Autor: Arthur Melo
Margaret C. Campbell ocupa o cargo de Cônsul nos Açores há pouco mais de dois anos. Que balanço pode fazer da sua atividade na Região desde 2022, quando falta um ano para terminar a sua comissão de serviço?
Servi em todas as partes do mundo e este é o lugar onde a minha família se sente mais em casa. Não há lugar como este. O clima, a gentileza das pessoas, as belas paisagens. E não vamos esquecer a comida.
O Consulado dos EUA nos Açores é o mais antigo do mundo. Quais são as funções e os objetivos que o Consulado procura promover e estabelecer com a Região Autónoma dos Açores?
É verdade que somos o consulado mais antigo do mundo. George Washington nomeou John Street como cônsul nos Açores em 1795, apenas seis anos após a ratificação da Declaração da Independência.
A nossa prioridade é a segurança e o bem-estar dos cidadãos americanos que viajam ou vivem nos Açores. Além disso, como vizinhos marítimos, temos muitas áreas de colaboração. Viver aqui neste belo cenário reforça a necessidade de proteger o ambiente para os meus filhos e para as gerações futuras. Criámos um diálogo entre açorianos e especialistas em alterações climáticas, promovemos o apelo do Presidente Biden para expandir as áreas marinhas protegidas e ligámos cientistas açorianos que monitorizam a qualidade do ar e a monitorização atmosférica com especialistas nos Estados Unidos para promoverem e partilharem as melhores práticas entre si.

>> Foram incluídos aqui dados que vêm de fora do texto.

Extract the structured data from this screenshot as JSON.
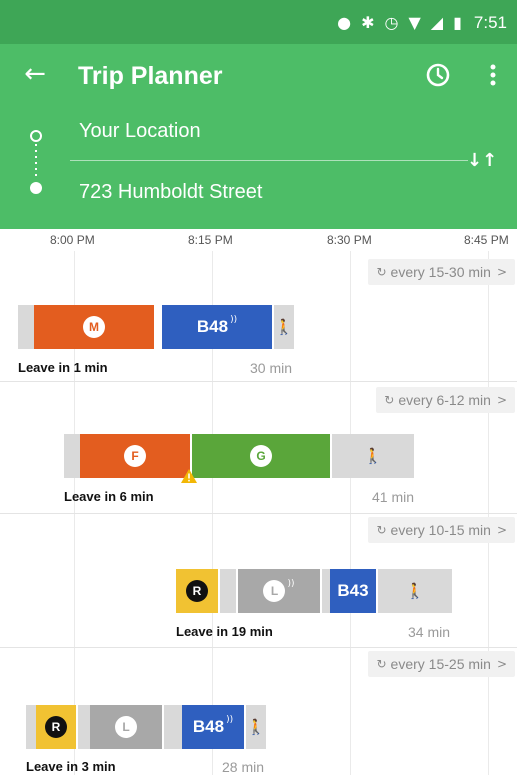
{
  "status": {
    "time": "7:51",
    "icons": [
      "location-icon",
      "bluetooth-icon",
      "alarm-icon",
      "wifi-icon",
      "signal-icon",
      "battery-icon"
    ]
  },
  "appbar": {
    "title": "Trip Planner",
    "icons": [
      "back-arrow-icon",
      "clock-icon",
      "more-vert-icon"
    ]
  },
  "route": {
    "origin": "Your Location",
    "destination": "723 Humboldt Street",
    "swap_icon": "swap-icon"
  },
  "timeline": {
    "ticks": [
      "8:00 PM",
      "8:15 PM",
      "8:30 PM",
      "8:45 PM"
    ]
  },
  "trips": [
    {
      "frequency": "every 15-30 min",
      "leave": "Leave in 1 min",
      "duration": "30 min",
      "segments": [
        {
          "kind": "wait"
        },
        {
          "kind": "transit",
          "badge": "M",
          "color": "#e35d1f"
        },
        {
          "kind": "bus",
          "label": "B48",
          "color": "#2f5fbf",
          "realtime": true
        },
        {
          "kind": "walk"
        }
      ]
    },
    {
      "frequency": "every 6-12 min",
      "leave": "Leave in 6 min",
      "duration": "41 min",
      "alert": true,
      "segments": [
        {
          "kind": "wait"
        },
        {
          "kind": "transit",
          "badge": "F",
          "color": "#e35d1f"
        },
        {
          "kind": "transit",
          "badge": "G",
          "color": "#5aa63a"
        },
        {
          "kind": "walk"
        }
      ]
    },
    {
      "frequency": "every 10-15 min",
      "leave": "Leave in 19 min",
      "duration": "34 min",
      "segments": [
        {
          "kind": "transit",
          "badge": "R",
          "color": "#f1c232"
        },
        {
          "kind": "wait"
        },
        {
          "kind": "transit",
          "badge": "L",
          "color": "#a8a8a8",
          "realtime": true
        },
        {
          "kind": "wait"
        },
        {
          "kind": "bus",
          "label": "B43",
          "color": "#2f5fbf"
        },
        {
          "kind": "walk"
        }
      ]
    },
    {
      "frequency": "every 15-25 min",
      "leave": "Leave in 3 min",
      "duration": "28 min",
      "segments": [
        {
          "kind": "wait"
        },
        {
          "kind": "transit",
          "badge": "R",
          "color": "#f1c232"
        },
        {
          "kind": "wait"
        },
        {
          "kind": "transit",
          "badge": "L",
          "color": "#a8a8a8"
        },
        {
          "kind": "wait"
        },
        {
          "kind": "bus",
          "label": "B48",
          "color": "#2f5fbf",
          "realtime": true
        },
        {
          "kind": "walk"
        }
      ]
    }
  ]
}
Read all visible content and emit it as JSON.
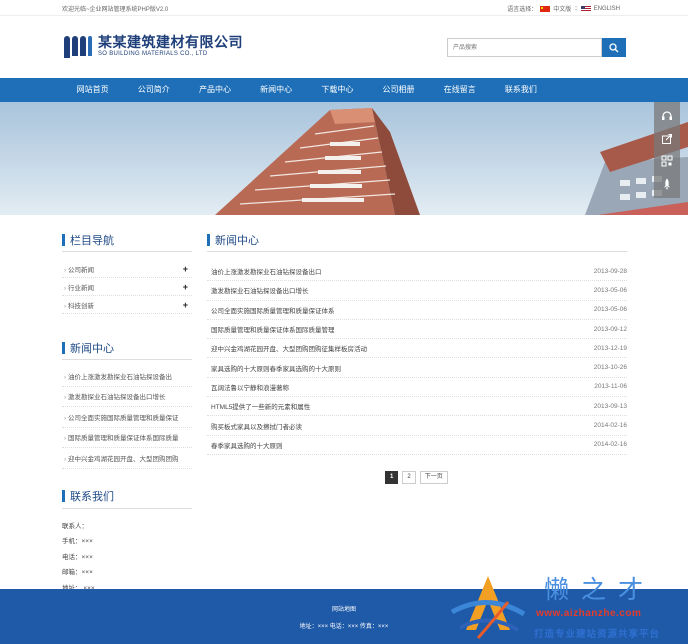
{
  "topbar": {
    "welcome": "欢迎光临~企业网站管理系统PHP版V2.0",
    "lang_label": "语言选择：",
    "lang_cn": "中文版",
    "lang_sep": "::",
    "lang_en": "ENGLISH"
  },
  "header": {
    "company_cn": "某某建筑建材有限公司",
    "company_en": "SO BUILDING MATERIALS CO., LTD",
    "search_placeholder": "产品搜索"
  },
  "nav": {
    "items": [
      {
        "label": "网站首页"
      },
      {
        "label": "公司简介"
      },
      {
        "label": "产品中心"
      },
      {
        "label": "新闻中心"
      },
      {
        "label": "下载中心"
      },
      {
        "label": "公司相册"
      },
      {
        "label": "在线留言"
      },
      {
        "label": "联系我们"
      }
    ]
  },
  "left": {
    "category_title": "栏目导航",
    "categories": [
      {
        "label": "公司新闻",
        "toggle": "+"
      },
      {
        "label": "行业新闻",
        "toggle": "+"
      },
      {
        "label": "科技创新",
        "toggle": "+"
      }
    ],
    "news_title": "新闻中心",
    "news": [
      {
        "label": "油价上涨激发勘探业石油钻探设备出"
      },
      {
        "label": "激发勘探业石油钻探设备出口增长"
      },
      {
        "label": "公司全面实施国际质量管理和质量保证"
      },
      {
        "label": "国际质量管理和质量保证体系国际质量"
      },
      {
        "label": "迎中兴金鸡湖花园开盘、大型团购团购"
      }
    ],
    "contact_title": "联系我们",
    "contact": [
      {
        "label": "联系人："
      },
      {
        "label": "手机：×××"
      },
      {
        "label": "电话：×××"
      },
      {
        "label": "邮箱：×××"
      },
      {
        "label": "地址： ×××"
      }
    ]
  },
  "main": {
    "title": "新闻中心",
    "news": [
      {
        "title": "油价上涨激发勘探业石油钻探设备出口",
        "date": "2013-09-28"
      },
      {
        "title": "激发勘探业石油钻探设备出口增长",
        "date": "2013-05-06"
      },
      {
        "title": "公司全面实施国际质量管理和质量保证体系",
        "date": "2013-05-06"
      },
      {
        "title": "国际质量管理和质量保证体系国际质量管理",
        "date": "2013-09-12"
      },
      {
        "title": "迎中兴金鸡湖花园开盘、大型团购团购征集样板房活动",
        "date": "2013-12-19"
      },
      {
        "title": "家具选购的十大原则春季家具选购的十大原则",
        "date": "2013-10-26"
      },
      {
        "title": "瓦阔法鲁以宁静和浪漫著称",
        "date": "2013-11-06"
      },
      {
        "title": "HTML5提供了一些新的元素和属性",
        "date": "2013-09-13"
      },
      {
        "title": "购买板式家具以及擦拭门者必读",
        "date": "2014-02-16"
      },
      {
        "title": "春季家具选购的十大原则",
        "date": "2014-02-16"
      }
    ],
    "pager": {
      "pages": [
        "1",
        "2"
      ],
      "next": "下一页"
    }
  },
  "footer": {
    "links": "网站地图",
    "contact": "地址：××× 电话：××× 传真：×××"
  },
  "watermark": {
    "title": "懒之才",
    "url": "www.aizhanzhe.com",
    "slogan": "打造专业建站资源共享平台"
  },
  "colors": {
    "brand_blue": "#1e6fb8",
    "footer_blue": "#1e5aa8",
    "logo_navy": "#1f3f7a"
  },
  "icons": [
    "search-icon",
    "headset-icon",
    "share-icon",
    "qrcode-icon",
    "rocket-icon",
    "flag-cn-icon",
    "flag-us-icon"
  ]
}
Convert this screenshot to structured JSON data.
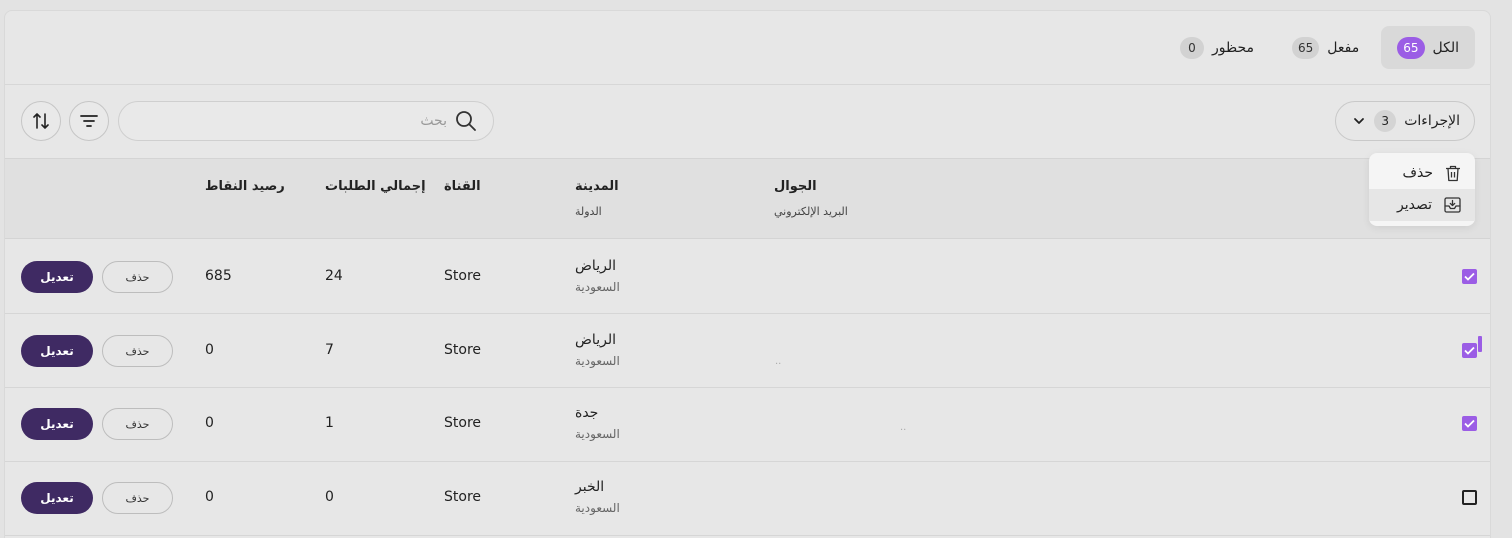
{
  "tabs": [
    {
      "label": "الكل",
      "count": "65"
    },
    {
      "label": "مفعل",
      "count": "65"
    },
    {
      "label": "محظور",
      "count": "0"
    }
  ],
  "toolbar": {
    "actions_label": "الإجراءات",
    "actions_count": "3",
    "search_placeholder": "بحث"
  },
  "menu": {
    "items": [
      {
        "label": "حذف",
        "icon": "trash-icon"
      },
      {
        "label": "تصدير",
        "icon": "export-icon"
      }
    ]
  },
  "table": {
    "headers": {
      "mobile": "الجوال",
      "email": "البريد الإلكتروني",
      "city": "المدينة",
      "country": "الدولة",
      "channel": "القناة",
      "total_orders": "إجمالي الطلبات",
      "points_balance": "رصيد النقاط"
    },
    "rows": [
      {
        "checked": true,
        "city": "الرياض",
        "country": "السعودية",
        "channel": "Store",
        "orders": "24",
        "points": "685",
        "mobile_dots": "",
        "email_dots": "",
        "edit": "تعديل",
        "delete": "حذف"
      },
      {
        "checked": true,
        "city": "الرياض",
        "country": "السعودية",
        "channel": "Store",
        "orders": "7",
        "points": "0",
        "mobile_dots": "",
        "email_dots": "..",
        "edit": "تعديل",
        "delete": "حذف"
      },
      {
        "checked": true,
        "city": "جدة",
        "country": "السعودية",
        "channel": "Store",
        "orders": "1",
        "points": "0",
        "mobile_dots": "..",
        "email_dots": "",
        "edit": "تعديل",
        "delete": "حذف"
      },
      {
        "checked": false,
        "city": "الخبر",
        "country": "السعودية",
        "channel": "Store",
        "orders": "0",
        "points": "0",
        "mobile_dots": "",
        "email_dots": "",
        "edit": "تعديل",
        "delete": "حذف"
      }
    ]
  },
  "colors": {
    "accent": "#9b5de5",
    "primary_button": "#3f2a63"
  }
}
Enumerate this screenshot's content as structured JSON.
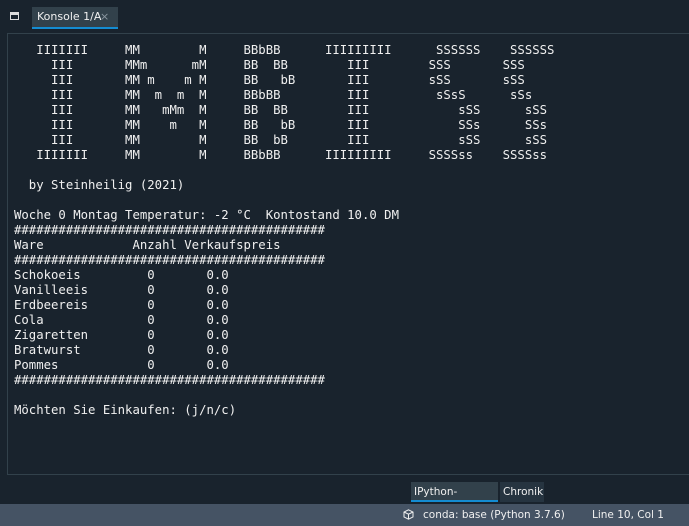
{
  "header": {
    "tab_label": "Konsole 1/A",
    "tab_close": "×",
    "pane_icon": "pane-options-icon"
  },
  "console": {
    "output": "   IIIIIII     MM        M     BBbBB      IIIIIIIII      SSSSSS    SSSSSS\n     III       MMm      mM     BB  BB        III        SSS       SSS\n     III       MM m    m M     BB   bB       III        sSS       sSS\n     III       MM  m  m  M     BBbBB         III         sSsS      sSs\n     III       MM   mMm  M     BB  BB        III            sSS      sSS\n     III       MM    m   M     BB   bB       III            SSs      SSs\n     III       MM        M     BB  bB        III            sSS      sSS\n   IIIIIII     MM        M     BBbBB      IIIIIIIII     SSSSss    SSSSss\n\n  by Steinheilig (2021)\n\nWoche 0 Montag Temperatur: -2 °C  Kontostand 10.0 DM\n##########################################\nWare            Anzahl Verkaufspreis\n##########################################\nSchokoeis         0       0.0\nVanilleeis        0       0.0\nErdbeereis        0       0.0\nCola              0       0.0\nZigaretten        0       0.0\nBratwurst         0       0.0\nPommes            0       0.0\n##########################################\n\nMöchten Sie Einkaufen: (j/n/c)"
  },
  "bottom_tabs": [
    {
      "label": "IPython-Konsole",
      "active": true
    },
    {
      "label": "Chronik",
      "active": false
    }
  ],
  "statusbar": {
    "env_icon": "package-icon",
    "env": "conda: base (Python 3.7.6)",
    "cursor": "Line 10, Col 1"
  },
  "colors": {
    "background": "#19232d",
    "tab_bg": "#32414b",
    "accent": "#148cd2",
    "statusbar_bg": "#455364",
    "text": "#f0f0f0"
  }
}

E quais são as tarefas e competências, no seu caso, de uma cônsul?
O que adoro neste trabalho é que não existem dois dias iguais e nem todos os dias são glamorosos! Trabalho diariamente com a embaixada em Lisboa para garantir que prestámos um serviço de excelência a todos os cidadãos americanos, e aos nossos parceiros portugueses.
Trabalho em conjunto com o Governo Regional dos Açores na aprovação de bolsas Fulbright para jovens açorianos estudarem nos Estados Unidos, e vice-versa. Gosto de prestar serviços consulares a americanos, muitos dos quais têm dupla nacionalidade, e gosto particularmente de fazer certidões de nascimento para garantir que os cidadãos americanos mais recentes sejam registados.
Quantos cidadãos dos EUA residem nos Açores e quais os principais motivos que os levam a procurar o Consulado?
É difícil estimar porque há alguns luso-americanos que podem não estar registados connosco, mas acreditamos que há milhares de americanos a viver nos Açores.
Muitos têm herança açoriana, mas recentemente demos as boas-vindas a outros americanos que decidiram que os Açores são o melhor lugar para criar a família.
Certamente que o Consulado continua a prestar apoio a quem pretende emigrar para os EUA. Esta vaga de emigração açoriana para a “Terra do Tio Sam” continua a ser uma realidade?
Bem, estou ciente da grande onda de imigração para os Estados Unidos devido à Lei dos Refugiados dos Açores, patrocinada pelo então Senador John F. Kennedy após a erupção do vulcão dos Capelinhos. Tive orgulho de visitar o museu nos Capelinhos e de ver fotos e passaportes daquela época – mais uma lembrança de como os Estados Unidos e os Açores estão geograficamente e emocionalmente ligados.
Desde que os cidadãos portugueses podem viajar utilizando o programa de isenção de vistos para visitar os Estados Unidos e vice-versa, os açorianos e os americanos têm a oportunidade de viajar de um país para o outro mais facilmente.
Em 2023, mais de 2 milhões de americanos visitaram Portugal, um recorde.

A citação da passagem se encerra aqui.